"Beethoven war schwarz"

■ Neue Platte, neues Label - aber immer noch keine Schublade: Ornette Coleman jazzt weiterhin frei. Der Vater der "Harmolodics" über Black Power, Kommunismus und das musikalische Design des Planeten. Berlin ist ihm "

Wer Tenorsaxophon in der Öffentlichkeit spielt, lebt gefährlich“, haben Sie einmal über die Anfänge ihrer Karriere in den Spielhöllen von Fort Worth gesagt...
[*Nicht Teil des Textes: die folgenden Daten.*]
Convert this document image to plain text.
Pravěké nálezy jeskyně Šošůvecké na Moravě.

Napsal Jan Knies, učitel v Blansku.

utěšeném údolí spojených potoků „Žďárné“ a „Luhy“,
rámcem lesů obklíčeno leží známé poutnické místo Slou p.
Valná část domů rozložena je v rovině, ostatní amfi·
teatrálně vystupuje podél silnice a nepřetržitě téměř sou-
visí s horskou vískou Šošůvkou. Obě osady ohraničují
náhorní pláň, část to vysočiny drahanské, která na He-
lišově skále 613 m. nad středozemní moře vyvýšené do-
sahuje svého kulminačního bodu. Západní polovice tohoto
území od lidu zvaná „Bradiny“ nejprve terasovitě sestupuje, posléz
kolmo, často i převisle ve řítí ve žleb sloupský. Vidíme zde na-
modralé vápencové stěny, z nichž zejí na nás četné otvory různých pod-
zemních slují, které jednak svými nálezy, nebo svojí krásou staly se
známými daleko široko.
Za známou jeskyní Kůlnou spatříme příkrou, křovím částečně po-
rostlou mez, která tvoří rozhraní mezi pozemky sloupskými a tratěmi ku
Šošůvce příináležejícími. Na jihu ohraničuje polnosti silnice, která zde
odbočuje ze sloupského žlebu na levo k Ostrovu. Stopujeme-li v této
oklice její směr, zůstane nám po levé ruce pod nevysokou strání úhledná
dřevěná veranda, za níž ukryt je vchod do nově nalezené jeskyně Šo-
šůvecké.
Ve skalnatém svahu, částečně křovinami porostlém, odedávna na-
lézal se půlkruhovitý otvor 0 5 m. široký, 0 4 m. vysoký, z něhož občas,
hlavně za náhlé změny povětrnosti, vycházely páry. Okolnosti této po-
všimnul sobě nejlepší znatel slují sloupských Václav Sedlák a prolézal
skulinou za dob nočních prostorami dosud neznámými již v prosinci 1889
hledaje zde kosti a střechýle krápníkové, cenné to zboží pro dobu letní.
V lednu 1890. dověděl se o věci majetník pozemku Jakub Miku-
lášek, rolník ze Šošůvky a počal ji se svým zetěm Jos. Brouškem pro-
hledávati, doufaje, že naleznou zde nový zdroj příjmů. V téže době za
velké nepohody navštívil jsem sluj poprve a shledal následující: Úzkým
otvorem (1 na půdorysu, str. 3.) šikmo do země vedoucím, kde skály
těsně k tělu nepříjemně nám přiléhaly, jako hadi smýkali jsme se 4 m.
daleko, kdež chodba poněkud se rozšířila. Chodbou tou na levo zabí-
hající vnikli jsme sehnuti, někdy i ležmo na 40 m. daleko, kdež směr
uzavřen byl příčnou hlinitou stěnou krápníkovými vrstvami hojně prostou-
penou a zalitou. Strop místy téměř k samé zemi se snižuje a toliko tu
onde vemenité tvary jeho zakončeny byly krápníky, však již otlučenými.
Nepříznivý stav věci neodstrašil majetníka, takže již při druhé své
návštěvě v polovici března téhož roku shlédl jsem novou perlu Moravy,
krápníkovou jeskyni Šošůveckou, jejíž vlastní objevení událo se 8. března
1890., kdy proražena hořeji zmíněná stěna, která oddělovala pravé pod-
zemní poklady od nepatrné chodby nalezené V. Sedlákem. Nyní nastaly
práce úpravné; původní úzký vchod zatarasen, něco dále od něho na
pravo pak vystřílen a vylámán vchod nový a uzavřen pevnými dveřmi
Ornette Coleman: So war das auch in den Vierzigern in Texas. Sie wissen nicht, was es heißt, unter den gesellschaftlichen Bedingungen aufzuwachsen, über die wir hier sprechen. Zum Beispiel die High School, auf der ich war. Es war die einzige schwarze High School in der Gegend von Fort Worth. Alle Schwarzen, die im Umkreis von 30 Meilen wohnten und zur High School wollten, mußten dorthin. Ich glaube, daß die Aufhebung der Rassentrennung dort erst gegen Mitte der Sechziger kam. Das ist also noch gar nicht so lange her.

„Street Blues“, der Opener Ihrer neuen CD, setzt dieser frühen Zeit ein Denkmal ...
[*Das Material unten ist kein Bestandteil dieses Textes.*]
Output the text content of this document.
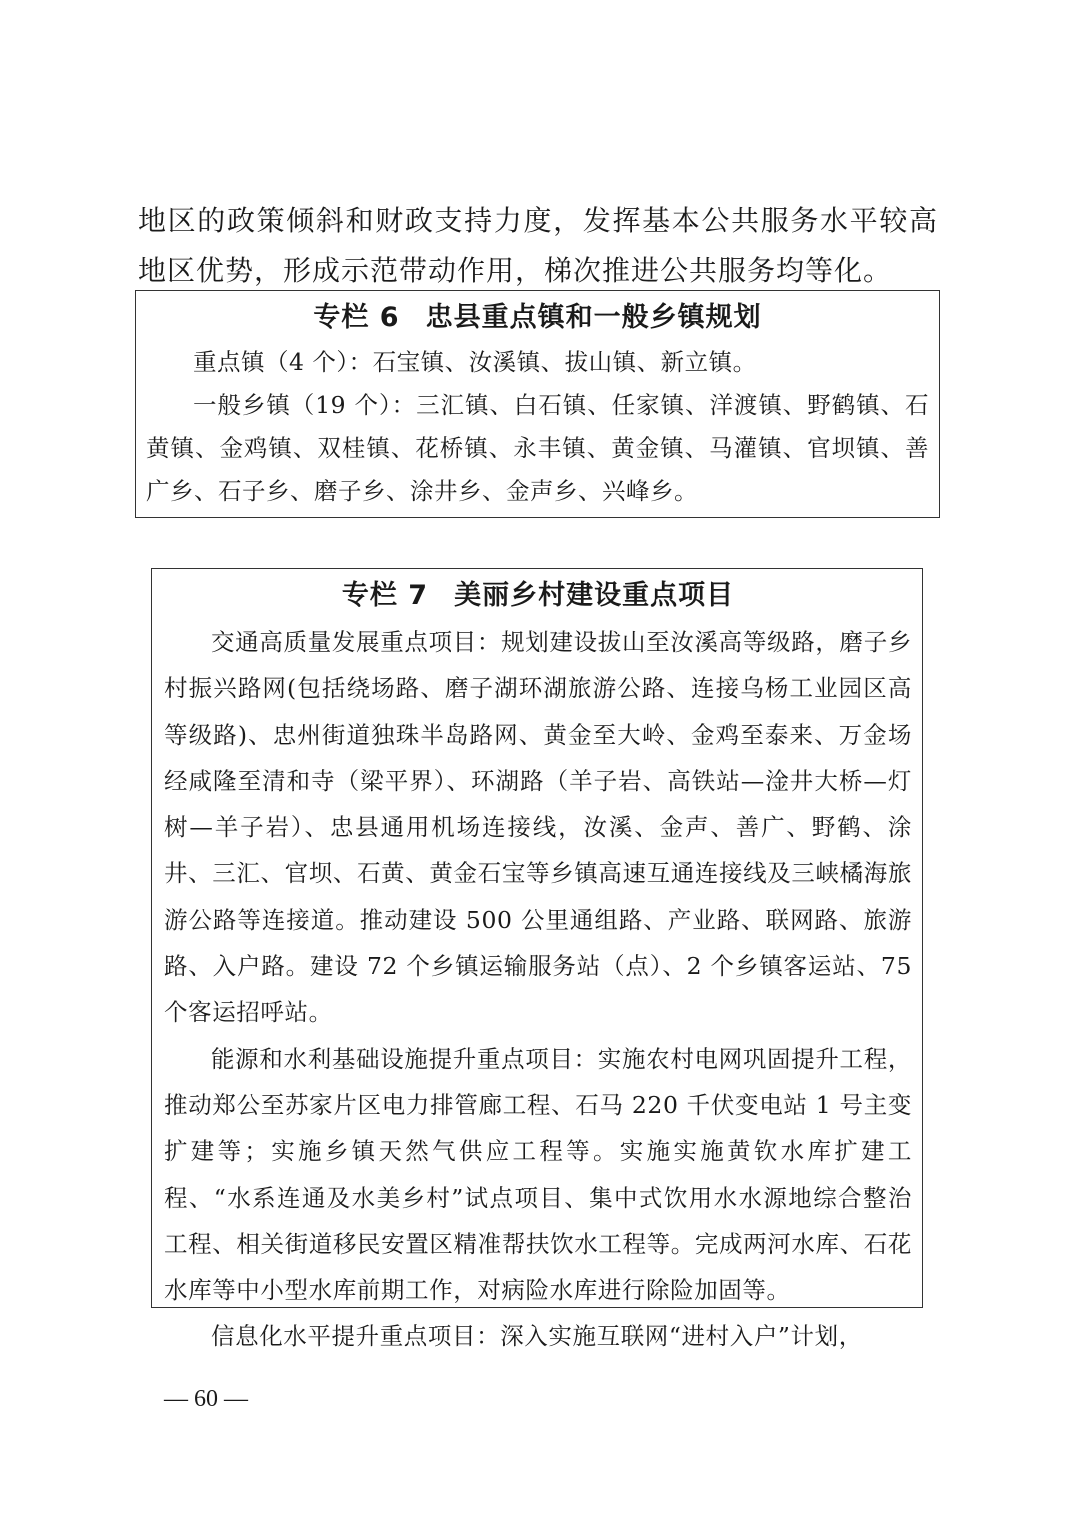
地区的政策倾斜和财政支持力度，发挥基本公共服务水平较高地区优势，形成示范带动作用，梯次推进公共服务均等化。
专栏 6 忠县重点镇和一般乡镇规划

重点镇（4 个）：石宝镇、汝溪镇、拔山镇、新立镇。

一般乡镇（19 个）：三汇镇、白石镇、任家镇、洋渡镇、野鹤镇、石黄镇、金鸡镇、双桂镇、花桥镇、永丰镇、黄金镇、马灌镇、官坝镇、善广乡、石子乡、磨子乡、涂井乡、金声乡、兴峰乡。

专栏 7 美丽乡村建设重点项目

交通高质量发展重点项目：规划建设拔山至汝溪高等级路，磨子乡村振兴路网(包括绕场路、磨子湖环湖旅游公路、连接乌杨工业园区高等级路)、忠州街道独珠半岛路网、黄金至大岭、金鸡至泰来、万金场经咸隆至清和寺（梁平界）、环湖路（羊子岩、高铁站—淦井大桥—灯树—羊子岩）、忠县通用机场连接线，汝溪、金声、善广、野鹤、涂井、三汇、官坝、石黄、黄金石宝等乡镇高速互通连接线及三峡橘海旅游公路等连接道。推动建设 500 公里通组路、产业路、联网路、旅游路、入户路。建设 72 个乡镇运输服务站（点）、2 个乡镇客运站、75 个客运招呼站。

能源和水利基础设施提升重点项目：实施农村电网巩固提升工程，推动郑公至苏家片区电力排管廊工程、石马 220 千伏变电站 1 号主变扩建等；实施乡镇天然气供应工程等。实施实施黄钦水库扩建工程、“水系连通及水美乡村”试点项目、集中式饮用水水源地综合整治工程、相关街道移民安置区精准帮扶饮水工程等。完成两河水库、石花水库等中小型水库前期工作，对病险水库进行除险加固等。

信息化水平提升重点项目：深入实施互联网“进村入户”计划，

— 60 —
Sicher, ich versuche hier, über meine ganz persönlichen Eindrücke zu sprechen – nicht für andere. Meine Erinnerung landet immer wieder bei den Dingen, die mich eingeschränkt haben. Es geht nicht um Verklärung. Wenn man an die Grenzen seiner Community stößt, sobald man mit Dingen experimentieren möchte, die außerhalb dieser Community liegen, dann vermißt man die Freiheit, solches zu tun. Es sei denn, man weiß, daß das, was man sucht, auch außerhalb der Community nicht existiert.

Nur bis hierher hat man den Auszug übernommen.